Before entering into a second marriage, every believer should undergo a period of healing and spiritual reflection. It is essential to examine the heart to ensure that the previous marriage’s issues have been addressed so they are not carried into the new relationship. Seeking wise counsel from church elders or Christian mentors is a vital step in discerning if one is truly “free” to remarry. Ultimately, every marriage—whether it is a first or second—is intended to be a living picture of the relationship between Jesus and His Church.

The Takeaway

Can believers remarry after a divorce? The answer is yes, provided the divorce was based on biblical grounds such as sexual immorality or the abandonment by an unbelieving spouse.

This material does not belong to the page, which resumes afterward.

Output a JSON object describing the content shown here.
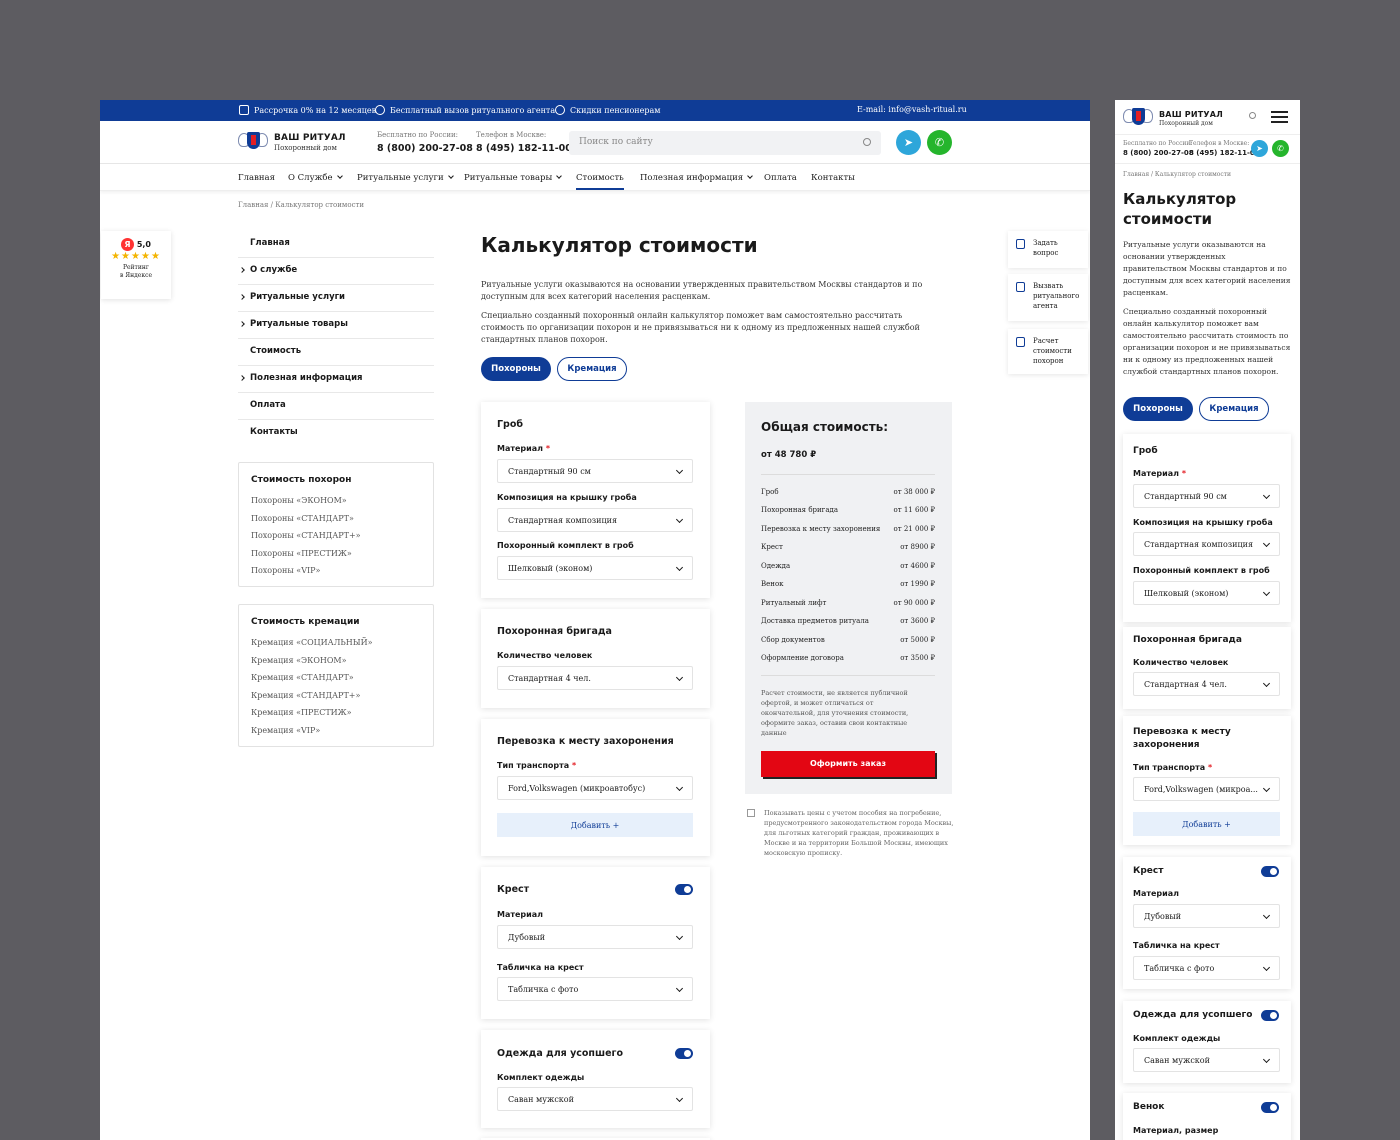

While God hates the pain and destruction that divorce causes, He provides a pathway for restoration and new life for those who have been sinned against. If you find yourself in a position where remarriage is possible, ensure that you move forward with a commitment to biblical principles, seeking a partner who shares your devotion to Christ.

Discuss & Dig Deeper

Talk about it:

  1. How does understanding marriage as a “covenant” rather than a “contract” change the way we view divorce?
  2. Why is it important for the church to balance God’s high standard for marriage with His grace for the broken?
  3. In what ways does the “exception clause” in Matthew 19 show God’s protection for the innocent party?
  4. What steps should a believer take to ensure they are spiritually and emotionally ready for a second marriage?
  5. How can a small group support a member who is currently navigating the difficult process of a divorce or remarriage?